Yeah, I thought it curious that we do
ksort($items, SORT_STRING)after having previously set'facet.sort' => 'true', which effectively overrides the solr setting. I note here the API change in solr 1.4: "Solr1.4 -- the true/false values have been deprecated starting with Solr 1.4, instead use count for sorting by count, and index for sorting by index order." http://wiki.apache.org/solr/SimpleFacetParameters#facet.sort@robertDouglass "Perhaps a "total list alphasort plus pager" widget is one of them"
That would be fracking awesome. I would implement this tomorrow for several of our facets if it were available. One thought I had there - allow users to toggle between count and alphanumeric/pager widget thingy - that might allow us to have the best of both worlds.
Comment #30
robertdouglass commentedI took a stab at this and think I came up with something similar to der. My patch doesn't modify the query to sort by 'index' or 'count' - it always queries with the facet sort being 'count'. It then uses the facet text to sort alphanumerically if that has been requested. In this way we get a "happy" medium without adding too much complexity. We always get the facets with the most results, but they can be sorted in one of two ways.
Until we build all these blocks with Views, this is what we'll have to live with.
Committing to 6.2.
Comment #31
robertdouglass commentedLeaving open for a time for review and followup.
Comment #32
cfennell commentedAwesome, thanks for working on this, Robert.
I just tested the patch and it worked as described.
Sorry to be a pest, but could we also have a toggle for asc/desc?
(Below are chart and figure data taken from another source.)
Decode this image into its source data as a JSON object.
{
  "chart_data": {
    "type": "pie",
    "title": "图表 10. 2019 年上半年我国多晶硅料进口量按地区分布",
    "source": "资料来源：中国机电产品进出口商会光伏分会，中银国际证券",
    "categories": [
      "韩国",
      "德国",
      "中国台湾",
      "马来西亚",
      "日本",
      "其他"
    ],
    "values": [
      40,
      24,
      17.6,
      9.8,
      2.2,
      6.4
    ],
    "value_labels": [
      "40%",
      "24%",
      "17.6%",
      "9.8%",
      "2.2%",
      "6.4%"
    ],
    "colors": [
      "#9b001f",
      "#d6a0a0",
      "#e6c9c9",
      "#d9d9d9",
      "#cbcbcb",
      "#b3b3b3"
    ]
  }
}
With letters, you'd probably only want to sort ascending, so I can see why you chose that. But numbers are a little different - my publication year range, for example, example makes more sense sorted with newest (desc) year first.
Thanks again.
Comment #33
robertdouglass commented@libsys, ok, but only cuz you're a nice guy. Any chance you could merge this patch and the previous and repost? I'm committing this one to 6.2 as well.
Comment #34
cfennell commentedHeh, I guess I've always subscribed to the "catch more flies with honey than with vinegar" approach =).
The attached patch is just a simple combined
diff -urppatch as CVS has already committed to the 6.x-2.x-dev branch.Comment #35
robertdouglass commentedThis seems to be working nicely.
Comment #37
dpalmer commentedHi guys, great work.
Quick question, do I still need to apply the patch or does the 6.x-2.0-alpha2 version include this functionality? I have that version installed and selected the Alphanumeric sort asc in the block configuration settings yet it does not seem to be working?
Thanks,
Donovan
Comment #38
SergeyR commentedTIP !!
CUSTOM SORT OF FACET LINK FOR CCK LABEL FACET BLOCK
leave spaces before labels of alowed values -they will be invisible in facet blocks but links sorting will take into account that spaces
+ make alphabetical sorting ON
PS Not applicable for content type facet
for taxonomy facets there is no alphabetical sorting at all ((
Comment #39
SergeyR commentedComment #40
SergeyR commentedComment #41
dpalmer commentedno alphabetical sorting at all for taxonomy facets? That's a huge piece of missing functionality? I can't be the only one that needs this?
Comment #42
jpmckinney commentedAlphabetical sorting of taxonomy facets has been fixed in #723492: Facet Block Sorting Not Working as Intended. Please open new issues if there are any remaining issues with the sorting of facets.